Using Linearized Optimal Transport to Predict the Evolution of Stochastic Particle Systems

We develop an algorithm to approximate the time evolution of a probability distribution without explicitly learning an operator that governs the evolution. A particular application of interest is discrete measures $\mu_t^N$ that arise from systems of $N$ particles in $\mathbb R^d$. In many such situations, the individual particles move chaotically on short time scales, making it difficult to learn the dynamics of a governing operator, but the bulk distribution $\mu_t^N$ approximates an absolutely continuous measure $\mu_t$ that evolves ``smoothly.'' If $\mu_t$ is known on some time interval, then linearized optimal transport theory provides an Euler-like scheme for approximating the evolution of $\mu_t$ using its ``tangent vector field'' (represented as a time-dependent vector field on $\mathbb R^d$), which can be computed as a limit of optimal transport maps.
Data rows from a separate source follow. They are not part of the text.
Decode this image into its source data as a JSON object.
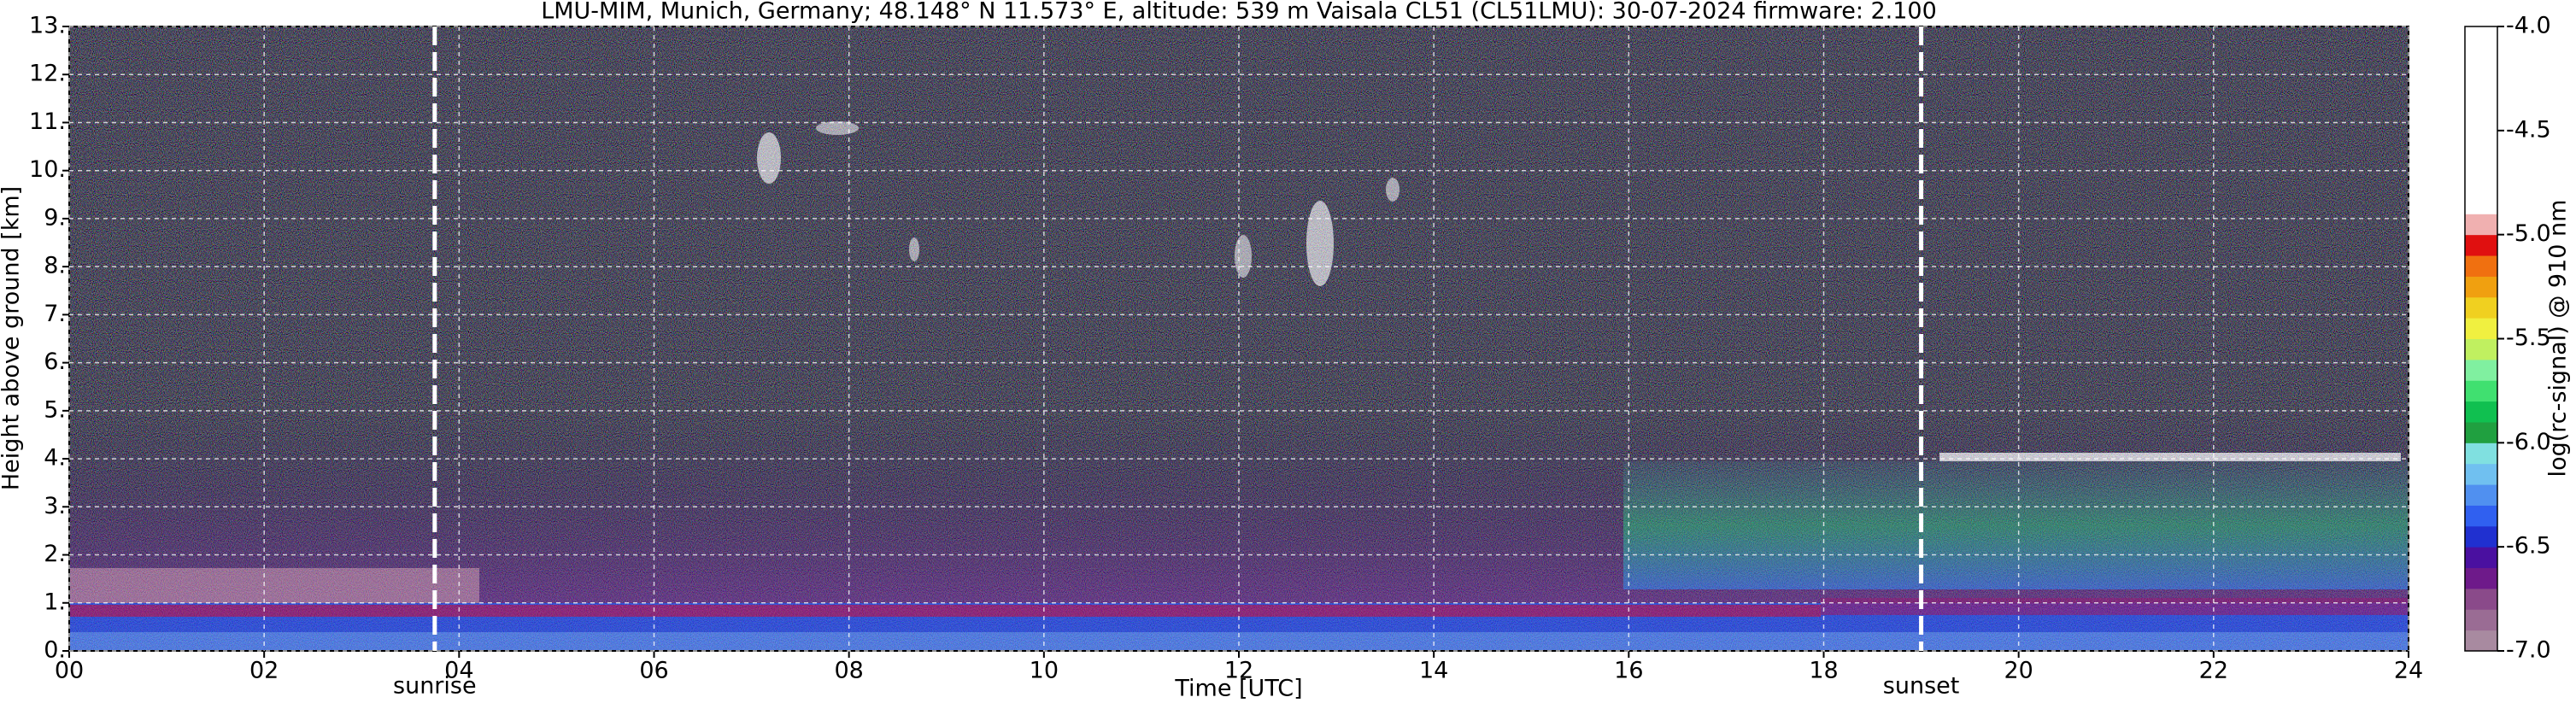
{
  "chart_data": {
    "type": "heatmap",
    "title": "LMU-MIM, Munich, Germany; 48.148° N 11.573° E, altitude: 539 m    Vaisala CL51 (CL51LMU): 30-07-2024    firmware: 2.100",
    "x_label": "Time [UTC]",
    "y_label": "Height above ground [km]",
    "xlim": [
      0,
      24
    ],
    "xticks": [
      {
        "value": 0,
        "label": "00"
      },
      {
        "value": 2,
        "label": "02"
      },
      {
        "value": 4,
        "label": "04"
      },
      {
        "value": 6,
        "label": "06"
      },
      {
        "value": 8,
        "label": "08"
      },
      10,
      12,
      14,
      16,
      18,
      20,
      22,
      24
    ],
    "ylim": [
      0,
      13
    ],
    "yticks": [
      {
        "value": 0,
        "label": "0."
      },
      {
        "value": 1,
        "label": "1."
      },
      {
        "value": 2,
        "label": "2."
      },
      {
        "value": 3,
        "label": "3."
      },
      {
        "value": 4,
        "label": "4."
      },
      {
        "value": 5,
        "label": "5."
      },
      {
        "value": 6,
        "label": "6."
      },
      {
        "value": 7,
        "label": "7."
      },
      {
        "value": 8,
        "label": "8."
      },
      {
        "value": 9,
        "label": "9."
      },
      {
        "value": 10,
        "label": "10."
      },
      {
        "value": 11,
        "label": "11."
      },
      {
        "value": 12,
        "label": "12."
      },
      {
        "value": 13,
        "label": "13."
      }
    ],
    "grid": true,
    "annotations": [
      {
        "label": "sunrise",
        "x": 3.75
      },
      {
        "label": "sunset",
        "x": 19.0
      }
    ],
    "colorbar": {
      "label": "log(rc-signal) @ 910 nm",
      "lim": [
        -7,
        -4
      ],
      "ticks": [
        {
          "value": -4,
          "label": "-4.0"
        },
        -4.5,
        {
          "value": -5,
          "label": "-5.0"
        },
        -5.5,
        {
          "value": -6,
          "label": "-6.0"
        },
        -6.5,
        {
          "value": -7,
          "label": "-7.0"
        }
      ],
      "colors": [
        "#a88aa0",
        "#9a6c94",
        "#8a4a8a",
        "#6e1a8a",
        "#4a10a0",
        "#2030d0",
        "#3060f0",
        "#5090f0",
        "#70c0f0",
        "#80e0e0",
        "#20a040",
        "#10c050",
        "#40e070",
        "#80f0a0",
        "#c0f060",
        "#f0f040",
        "#f0d020",
        "#f0a010",
        "#f07010",
        "#e01010",
        "#f0b0b0",
        "#ffffff",
        "#ffffff",
        "#ffffff",
        "#ffffff",
        "#ffffff",
        "#ffffff",
        "#ffffff",
        "#ffffff",
        "#ffffff"
      ]
    }
  }
}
We propose an analog of this Euler approximation to predict the evolution of the discrete measure $\mu_t^N$ (without knowing $\mu_t$). To approximate the analogous tangent vector field, we use a finite difference over a time step that sits between two time scales of the system -- long enough for a large-$N$ evolution ($\mu_t$) to emerge but short enough to satisfactorily approximate the derivative object used in the Euler scheme. The emergence of the limiting behavior ensures the optimal transport maps closely approximate the vector field describing the bulk distribution's smooth evolution instead of the individual particles' more chaotic movements. We demonstrate the efficacy of our approach with two illustrative examples, Gaussian diffusion and a cell chemotaxis model, and show that our method succeeds in predicting the bulk behavior over relatively large steps.